I wonder if I'll ever get used to the way he appears to read my mood shifts. And shuffle down his body to get a clearer view of his face, feeling his cock twitch underneath me. He uses his hands to move my hips over to one side.

'That I have to go home soon,' I sigh.

He adjusts us again, in a way that makes me want to stay right here all the more.

'I'm struggling to recall why I need to go home at all. It feels so -- distant.'

'To get a work visa, for one thing,' he replies comfortably, sliding his hands up and down my back.

'Oh, right. That's one good reason, I guess.'

'And to sort out whatever you're going to do with your flat while you're living here?'

'You're being very practical now, Rob.'

'One of my strengths. So I'm told.'

'Hmm.'

I watch as he raises one arm up to push it underneath his head, keeping me in place with his other hand, fingers splaying out long over my lower back.

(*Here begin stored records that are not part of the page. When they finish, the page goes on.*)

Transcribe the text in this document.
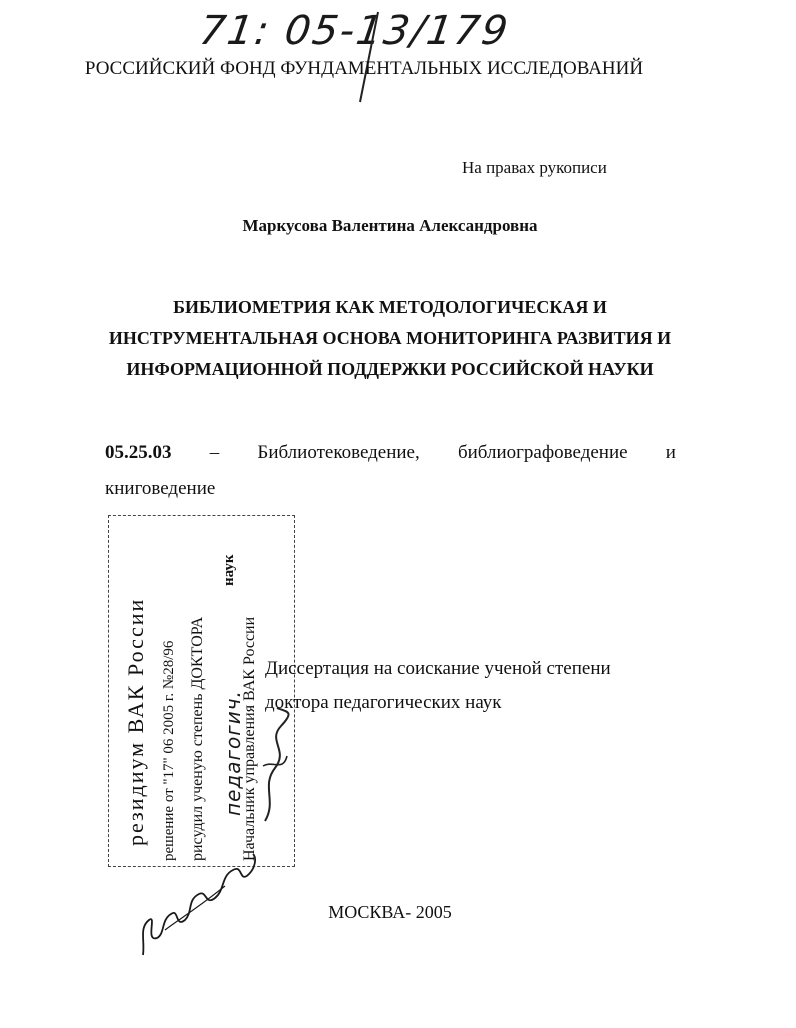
71: 05-13/179
РОССИЙСКИЙ ФОНД ФУНДАМЕНТАЛЬНЫХ ИССЛЕДОВАНИЙ
На правах рукописи
Маркусова Валентина Александровна
БИБЛИОМЕТРИЯ КАК МЕТОДОЛОГИЧЕСКАЯ И
ИНСТРУМЕНТАЛЬНАЯ ОСНОВА МОНИТОРИНГА РАЗВИТИЯ И
ИНФОРМАЦИОННОЙ ПОДДЕРЖКИ РОССИЙСКОЙ НАУКИ
05.25.03 – Библиотековедение, библиографоведение и
книговедение
резидиум ВАК России решение от "17" 06 2005 г. №28/96 рисудил ученую степень ДОКТОРА педагогич.
наук
Начальник управления ВАК России Диссертация на соискание ученой степени
доктора педагогических наук
МОСКВА- 2005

'What are your plans for moving here? Have you got that far yet, or is it too soon?'

'One of my closest friends is a realtor, and she's already working on it. Says I'll have no trouble letting my apartment back home, so that's one thing. Deciding what to ship, store or take to Goodwill is a whole other thing.'

But my mind can't focus on any of that while I'm being held like this. Wrapped. Cradled. Secure. Better than secure, I just can't think of the right word. 'I don't know how to describe this feeling.'

If he's fazed by the switch in direction, he doesn't show it. 'Does that matter?'

'Maybe. Yes. Yes, I think it does. Or it will do at some point. How else will we know if we're feeling the same way if we can't describe it to each other?'

He grunts. 'Fair point. But we can show each other, too, can't we?'

I have to laugh at the look on his face.

'Surely that's legitimate, Elizabeth?'

'I guess it is,' but the thought is interrupted because he lifts his hips. Just a little. Almost an adjustment and no more, but for the glint in his eye and the catch in my breath. And then we settle down again, returning to the quiet togetherness, banking the burgeoning pleasure for a little while longer.

'I'm not getting too heavy for you?' I ask, at some point.

'Not at all,' he murmurs. Again with the change in his breathing, as though returning from a slower, sleepier place.